I follow quite a lot of companies, so the usefulness of a watchlist to me cannot be overstated. Without my watchlist, I’d be unable to keep up on my favorite sectors and see what’s really moving the market. Even worse, I’d be lost when the time came to choose which stock I’m buying or shorting next.

Alcoa Inc (NYSE:AA)

Today is Watchlist Wednesday, so I’m discussing three companies that have crossed my radar in the past week — and at what point I may consider taking action on these calls with my own money. Keep in mind that these aren’t concrete buy or sell recommendations, nor do I guarantee I’ll take action on the companies being discussed. What I can promise is that you can follow my real-life transactions through my profile and that I, like everyone else here at The Motley Fool, will continue to hold the integrity of our disclosure policy in the highest regard.

ArcelorMittal (ADR) (NYSE:MT)
If you haven’t been following the steel industry much, simply pulling a list of the most recent 52-week lows will get you up-to-date in no time. ArcelorMittal (ADR) (NYSE:MT), a steel producer and iron ore and coal miner, has all the makings of a company investors would thoroughly dislike right now. It has net debt of $21.9 billion, is dealing with weak steel prices and demand throughout Europe, its largest market, and is struggling under the weight of weak iron ore and coal prices. And yet, I think ArcelorMittal could be ripe for the bottom-fisher willing to take on a little risk.

My reasoning for this is twofold. First, I turn to Alcoa Inc (NYSE:AA)‘s results last night for an indication of the health of the metals market. While the results aren’t anything to write home about, the bottom-line profit was better than expected, and more important, Alcoa Inc (NYSE:AA) stuck by its original forecast calling for 7% aluminum growth worldwide, with strength coming from a multitude of sectors. That bodes well for ArcelorMittal (ADR) (NYSE:MT), which is a major steel supplier to the automotive and construction industry.
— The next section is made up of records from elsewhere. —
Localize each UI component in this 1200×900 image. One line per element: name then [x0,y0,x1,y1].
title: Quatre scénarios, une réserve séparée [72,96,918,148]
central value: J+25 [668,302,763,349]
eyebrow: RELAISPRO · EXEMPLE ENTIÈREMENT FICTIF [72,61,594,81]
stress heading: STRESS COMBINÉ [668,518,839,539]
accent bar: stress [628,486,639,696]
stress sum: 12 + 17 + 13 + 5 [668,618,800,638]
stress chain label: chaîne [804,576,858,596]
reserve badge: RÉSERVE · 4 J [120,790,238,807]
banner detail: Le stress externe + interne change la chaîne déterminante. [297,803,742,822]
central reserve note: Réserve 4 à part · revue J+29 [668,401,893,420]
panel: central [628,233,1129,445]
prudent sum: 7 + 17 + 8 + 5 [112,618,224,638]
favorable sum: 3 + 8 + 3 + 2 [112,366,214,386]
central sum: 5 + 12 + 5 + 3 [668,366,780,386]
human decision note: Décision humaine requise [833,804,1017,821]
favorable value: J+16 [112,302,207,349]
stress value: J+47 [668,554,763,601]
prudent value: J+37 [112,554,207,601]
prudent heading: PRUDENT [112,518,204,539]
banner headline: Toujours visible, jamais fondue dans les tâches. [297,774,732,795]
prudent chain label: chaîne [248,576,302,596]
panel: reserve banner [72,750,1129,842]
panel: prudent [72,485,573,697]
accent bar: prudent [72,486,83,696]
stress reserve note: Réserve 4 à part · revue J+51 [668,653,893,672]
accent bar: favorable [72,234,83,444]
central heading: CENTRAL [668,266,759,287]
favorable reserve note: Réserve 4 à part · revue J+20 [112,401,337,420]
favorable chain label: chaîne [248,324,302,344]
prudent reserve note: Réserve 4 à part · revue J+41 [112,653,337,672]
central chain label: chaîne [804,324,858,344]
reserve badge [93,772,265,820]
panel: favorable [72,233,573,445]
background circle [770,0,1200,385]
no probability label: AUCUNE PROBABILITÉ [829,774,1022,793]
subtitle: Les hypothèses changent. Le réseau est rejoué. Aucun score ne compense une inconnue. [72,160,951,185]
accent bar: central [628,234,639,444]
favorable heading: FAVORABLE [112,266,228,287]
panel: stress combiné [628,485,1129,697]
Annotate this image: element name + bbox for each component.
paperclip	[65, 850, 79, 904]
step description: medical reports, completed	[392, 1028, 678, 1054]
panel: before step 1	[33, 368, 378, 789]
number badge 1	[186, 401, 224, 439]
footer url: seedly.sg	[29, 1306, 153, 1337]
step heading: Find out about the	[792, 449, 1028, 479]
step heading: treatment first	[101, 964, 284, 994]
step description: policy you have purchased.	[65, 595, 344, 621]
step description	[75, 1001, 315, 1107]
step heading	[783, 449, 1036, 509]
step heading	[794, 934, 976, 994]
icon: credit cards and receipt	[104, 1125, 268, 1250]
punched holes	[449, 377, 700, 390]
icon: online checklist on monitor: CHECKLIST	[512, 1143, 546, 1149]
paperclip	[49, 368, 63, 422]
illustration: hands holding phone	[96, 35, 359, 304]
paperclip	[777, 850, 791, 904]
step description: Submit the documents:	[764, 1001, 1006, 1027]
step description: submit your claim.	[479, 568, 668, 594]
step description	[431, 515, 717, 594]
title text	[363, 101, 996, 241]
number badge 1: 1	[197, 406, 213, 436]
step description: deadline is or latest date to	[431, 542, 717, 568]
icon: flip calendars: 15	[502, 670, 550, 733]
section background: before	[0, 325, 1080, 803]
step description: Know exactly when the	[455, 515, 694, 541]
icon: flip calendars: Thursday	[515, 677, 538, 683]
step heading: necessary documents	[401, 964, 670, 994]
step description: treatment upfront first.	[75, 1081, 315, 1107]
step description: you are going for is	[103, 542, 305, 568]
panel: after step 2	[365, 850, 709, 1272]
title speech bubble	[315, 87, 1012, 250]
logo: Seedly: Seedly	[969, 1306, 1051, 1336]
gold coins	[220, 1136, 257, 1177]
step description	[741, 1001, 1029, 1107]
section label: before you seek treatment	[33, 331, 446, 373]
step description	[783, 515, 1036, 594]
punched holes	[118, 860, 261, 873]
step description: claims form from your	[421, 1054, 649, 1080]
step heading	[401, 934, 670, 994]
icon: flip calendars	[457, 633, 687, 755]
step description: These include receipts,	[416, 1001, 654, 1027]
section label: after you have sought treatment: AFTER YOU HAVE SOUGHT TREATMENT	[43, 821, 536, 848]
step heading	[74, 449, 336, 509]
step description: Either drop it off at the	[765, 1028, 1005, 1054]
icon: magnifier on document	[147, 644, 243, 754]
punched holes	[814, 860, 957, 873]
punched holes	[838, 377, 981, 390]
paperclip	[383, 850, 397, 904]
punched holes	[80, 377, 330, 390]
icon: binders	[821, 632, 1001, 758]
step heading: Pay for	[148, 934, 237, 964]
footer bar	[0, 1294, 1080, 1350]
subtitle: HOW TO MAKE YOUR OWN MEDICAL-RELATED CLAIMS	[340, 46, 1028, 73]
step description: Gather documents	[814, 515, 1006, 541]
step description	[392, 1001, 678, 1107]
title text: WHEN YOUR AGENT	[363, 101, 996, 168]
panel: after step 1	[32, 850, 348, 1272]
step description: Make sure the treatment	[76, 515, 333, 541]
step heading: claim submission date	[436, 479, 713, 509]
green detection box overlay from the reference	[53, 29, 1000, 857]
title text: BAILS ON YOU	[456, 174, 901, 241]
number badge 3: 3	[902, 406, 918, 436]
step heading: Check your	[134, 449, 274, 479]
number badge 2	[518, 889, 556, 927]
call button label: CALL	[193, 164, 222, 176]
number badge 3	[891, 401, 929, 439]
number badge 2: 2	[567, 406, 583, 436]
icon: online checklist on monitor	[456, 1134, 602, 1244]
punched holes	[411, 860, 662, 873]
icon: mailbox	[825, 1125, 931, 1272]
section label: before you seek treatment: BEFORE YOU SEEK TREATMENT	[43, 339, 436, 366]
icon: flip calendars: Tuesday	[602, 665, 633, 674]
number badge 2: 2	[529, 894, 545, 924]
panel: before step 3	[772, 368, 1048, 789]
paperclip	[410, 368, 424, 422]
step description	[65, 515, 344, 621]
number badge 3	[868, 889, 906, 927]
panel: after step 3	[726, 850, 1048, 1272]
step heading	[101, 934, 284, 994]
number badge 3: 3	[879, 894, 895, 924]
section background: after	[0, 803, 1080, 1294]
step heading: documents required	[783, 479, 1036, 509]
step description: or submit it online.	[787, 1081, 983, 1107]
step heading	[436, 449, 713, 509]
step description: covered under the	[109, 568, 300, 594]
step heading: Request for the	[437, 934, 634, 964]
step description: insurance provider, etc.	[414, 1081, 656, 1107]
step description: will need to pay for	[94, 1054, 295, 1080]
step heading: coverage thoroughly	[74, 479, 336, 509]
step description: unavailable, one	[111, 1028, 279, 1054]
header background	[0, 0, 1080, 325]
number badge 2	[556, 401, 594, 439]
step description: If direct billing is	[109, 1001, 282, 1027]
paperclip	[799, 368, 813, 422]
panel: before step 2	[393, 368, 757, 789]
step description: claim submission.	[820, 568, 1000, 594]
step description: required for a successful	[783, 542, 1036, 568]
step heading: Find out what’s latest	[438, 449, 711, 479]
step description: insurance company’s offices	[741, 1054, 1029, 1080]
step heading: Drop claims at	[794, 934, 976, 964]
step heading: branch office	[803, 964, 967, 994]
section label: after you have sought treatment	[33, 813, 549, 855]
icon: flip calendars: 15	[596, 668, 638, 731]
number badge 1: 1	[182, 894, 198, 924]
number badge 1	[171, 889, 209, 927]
Second, I’m not certain that we aren’t overreacting as investors to the austerity measures we’re seeing in Europe. Yes, the automotive industry has been weak, but ArcelorMittal is likely to see big gains in Latin American markets, where construction is still relatively strong. Brazil, for instance, recently recorded a record 3.8 million auto sales, which demonstrates the growth ArcelorMittal could deliver by looking even more rigorously to overseas markets.

I even admit that ArcelorMittal’s net debt makes me think twice about owning the stock, but with its share price at eight times forward earnings, I think the worst-case scenario in Europe is already baked in.

Allergan, Inc. (NYSE:AGN)
I’m sorry, longtime Allergan, Inc. (NYSE:AGN) fans, but it’s not Allergan’s extensive pipeline that’s drawn my attention to the stock, it’s the expected decision by the Food and Drug Administration on inhaled migraine medication Levadex by or before this coming Monday.

Levadex, if you recall, was developed by MAP Pharmaceuticals and licensed out to Allergan, Inc. (NYSE:AGN). The inhaled medication received a complete response letter in late March 2012 not because of the safety or efficacy surrounding the drug — clinical trials demonstrated more than enough efficacy to merit an approval. Instead, MAP’s manufacturing and delivery of the drug is what came under scrutiny. With the company having spent a year now refining its manufacturing and delivery process with the FDA, the assumption would be that MAP has all of its ducks in a row now.